Second, at least one county in the state is considering an upgrade to Xenith football helmets, which could help reduce concussions, especially for players with a history of concussions. Safe, technologically advanced helmets for every child are clearly a must.

Third, schools are working on Emergency Action Plans (EAPs) to make sure they are ready to respond in the face of an emergency. Again, much work needs to be done in this area.

Fourth, a new bill (Senate Bill 864) was introduced last week into the North Carolina legislature funding the hiring of licensed athletic trainers (LATs) for every high school in the state, a step that I have also supported for years. Working under a specific protocol designed in consultation with a supervising licensed physician, LATs coordinate daily, on-site athletic health care for secondary school athletes. Having an LAT in each high school is, I believe, the single best step that can be taken to protect high school athletes from injury and ensure that, when they are injured, they do not return to play before they are physically and psychologically ready.
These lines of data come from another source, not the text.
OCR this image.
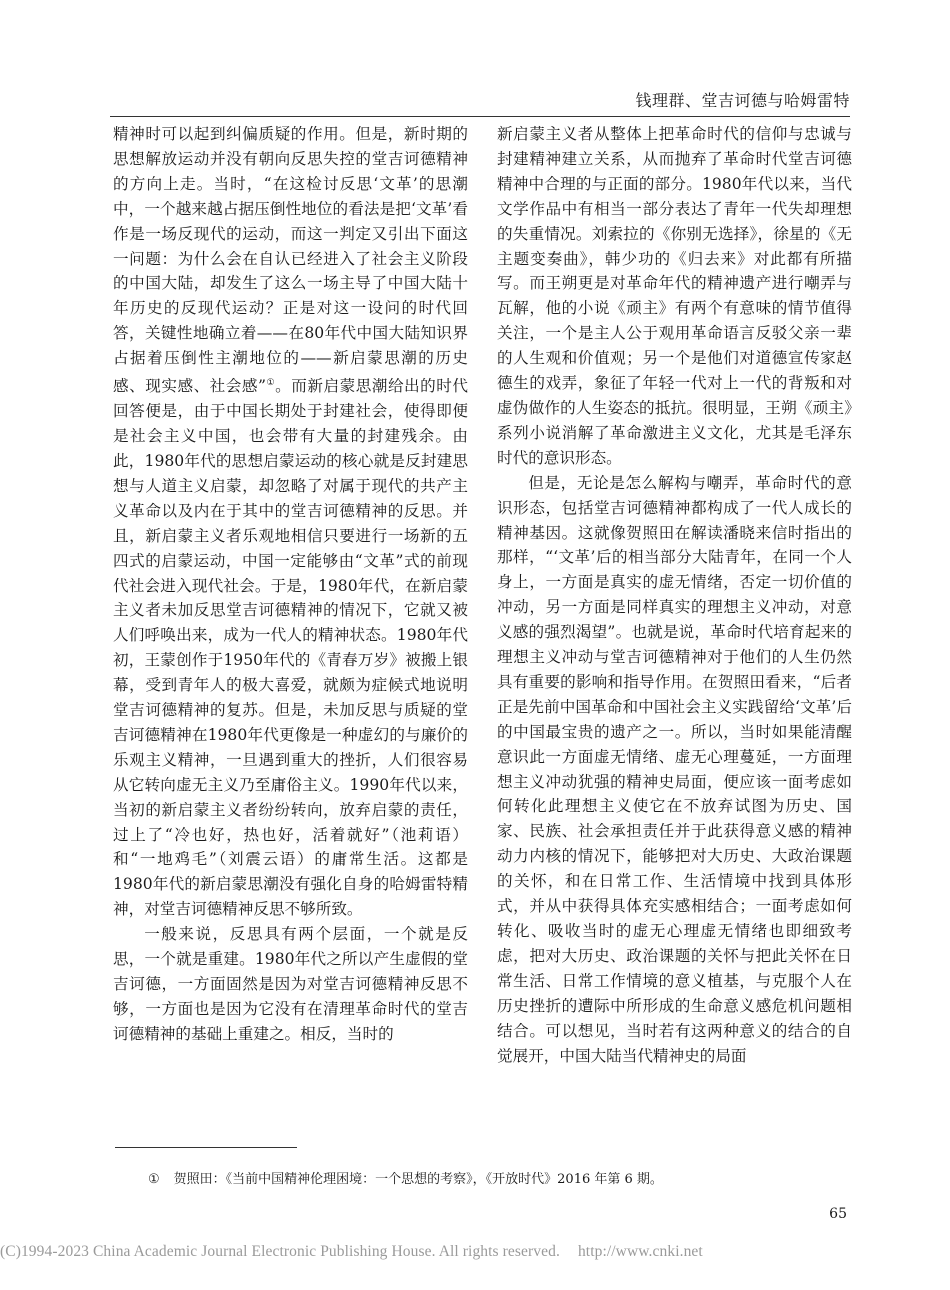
钱理群、堂吉诃德与哈姆雷特

精神时可以起到纠偏质疑的作用。但是，新时期的思想解放运动并没有朝向反思失控的堂吉诃德精神的方向上走。当时，“在这检讨反思‘文革’的思潮中，一个越来越占据压倒性地位的看法是把‘文革’看作是一场反现代的运动，而这一判定又引出下面这一问题：为什么会在自认已经进入了社会主义阶段的中国大陆，却发生了这么一场主导了中国大陆十年历史的反现代运动？正是对这一设问的时代回答，关键性地确立着——在80年代中国大陆知识界占据着压倒性主潮地位的——新启蒙思潮的历史感、现实感、社会感”①。而新启蒙思潮给出的时代回答便是，由于中国长期处于封建社会，使得即便是社会主义中国，也会带有大量的封建残余。由此，1980年代的思想启蒙运动的核心就是反封建思想与人道主义启蒙，却忽略了对属于现代的共产主义革命以及内在于其中的堂吉诃德精神的反思。并且，新启蒙主义者乐观地相信只要进行一场新的五四式的启蒙运动，中国一定能够由“文革”式的前现代社会进入现代社会。于是，1980年代，在新启蒙主义者未加反思堂吉诃德精神的情况下，它就又被人们呼唤出来，成为一代人的精神状态。1980年代初，王蒙创作于1950年代的《青春万岁》被搬上银幕，受到青年人的极大喜爱，就颇为症候式地说明堂吉诃德精神的复苏。但是，未加反思与质疑的堂吉诃德精神在1980年代更像是一种虚幻的与廉价的乐观主义精神，一旦遇到重大的挫折，人们很容易从它转向虚无主义乃至庸俗主义。1990年代以来，当初的新启蒙主义者纷纷转向，放弃启蒙的责任，过上了“冷也好，热也好，活着就好”（池莉语）和“一地鸡毛”（刘震云语）的庸常生活。这都是1980年代的新启蒙思潮没有强化自身的哈姆雷特精神，对堂吉诃德精神反思不够所致。

一般来说，反思具有两个层面，一个就是反思，一个就是重建。1980年代之所以产生虚假的堂吉诃德，一方面固然是因为对堂吉诃德精神反思不够，一方面也是因为它没有在清理革命时代的堂吉诃德精神的基础上重建之。相反，当时的

新启蒙主义者从整体上把革命时代的信仰与忠诚与封建精神建立关系，从而抛弃了革命时代堂吉诃德精神中合理的与正面的部分。1980年代以来，当代文学作品中有相当一部分表达了青年一代失却理想的失重情况。刘索拉的《你别无选择》，徐星的《无主题变奏曲》，韩少功的《归去来》对此都有所描写。而王朔更是对革命年代的精神遗产进行嘲弄与瓦解，他的小说《顽主》有两个有意味的情节值得关注，一个是主人公于观用革命语言反驳父亲一辈的人生观和价值观；另一个是他们对道德宣传家赵德生的戏弄，象征了年轻一代对上一代的背叛和对虚伪做作的人生姿态的抵抗。很明显，王朔《顽主》系列小说消解了革命激进主义文化，尤其是毛泽东时代的意识形态。

但是，无论是怎么解构与嘲弄，革命时代的意识形态，包括堂吉诃德精神都构成了一代人成长的精神基因。这就像贺照田在解读潘晓来信时指出的那样，“‘文革’后的相当部分大陆青年，在同一个人身上，一方面是真实的虚无情绪，否定一切价值的冲动，另一方面是同样真实的理想主义冲动，对意义感的强烈渴望”。也就是说，革命时代培育起来的理想主义冲动与堂吉诃德精神对于他们的人生仍然具有重要的影响和指导作用。在贺照田看来，“后者正是先前中国革命和中国社会主义实践留给‘文革’后的中国最宝贵的遗产之一。所以，当时如果能清醒意识此一方面虚无情绪、虚无心理蔓延，一方面理想主义冲动犹强的精神史局面，便应该一面考虑如何转化此理想主义使它在不放弃试图为历史、国家、民族、社会承担责任并于此获得意义感的精神动力内核的情况下，能够把对大历史、大政治课题的关怀，和在日常工作、生活情境中找到具体形式，并从中获得具体充实感相结合；一面考虑如何转化、吸收当时的虚无心理虚无情绪也即细致考虑，把对大历史、政治课题的关怀与把此关怀在日常生活、日常工作情境的意义植基，与克服个人在历史挫折的遭际中所形成的生命意义感危机问题相结合。可以想见，当时若有这两种意义的结合的自觉展开，中国大陆当代精神史的局面

① 贺照田：《当前中国精神伦理困境：一个思想的考察》，《开放时代》2016 年第 6 期。
65
(C)1994-2023 China Academic Journal Electronic Publishing House. All rights reserved. http://www.cnki.net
According to James R. Scifers, ATC, President of the North Carolina Athletic Trainers' Association and Associate Dean of the College of Health & Human Sciences at Western Carolina University, only 42% of the state's 379 high schools have a full-time LAT on staff, a percentage which tracks the national average. "This bill has been on our radar screen for years," says Scifers. "We realize the challenges in getting the bill enacted into law with the economy where it is. But if nothing else we will be educating the public and the legislature on the need for LATs in each high school educated in the prevention, assessment, recognition, management and rehabilitation of sports- related injuries."

It is a tragedy, of course, that any athlete has to die before a state begins to intensify its efforts to take the steps needed to reduce the risk of catastrophic injury or death in high school sports, much less four athletes in a single school year.

That North Carolina, a state with a rich tradition of producing some of the best athletes in the country and one that takes its high school sports very seriously, is taking the lead to make the safety of high school athletes such a priority, especially in tough economic times when funds are scarce, is remarkable and worthy of the support of all parents, coaches, administrators, and trainers.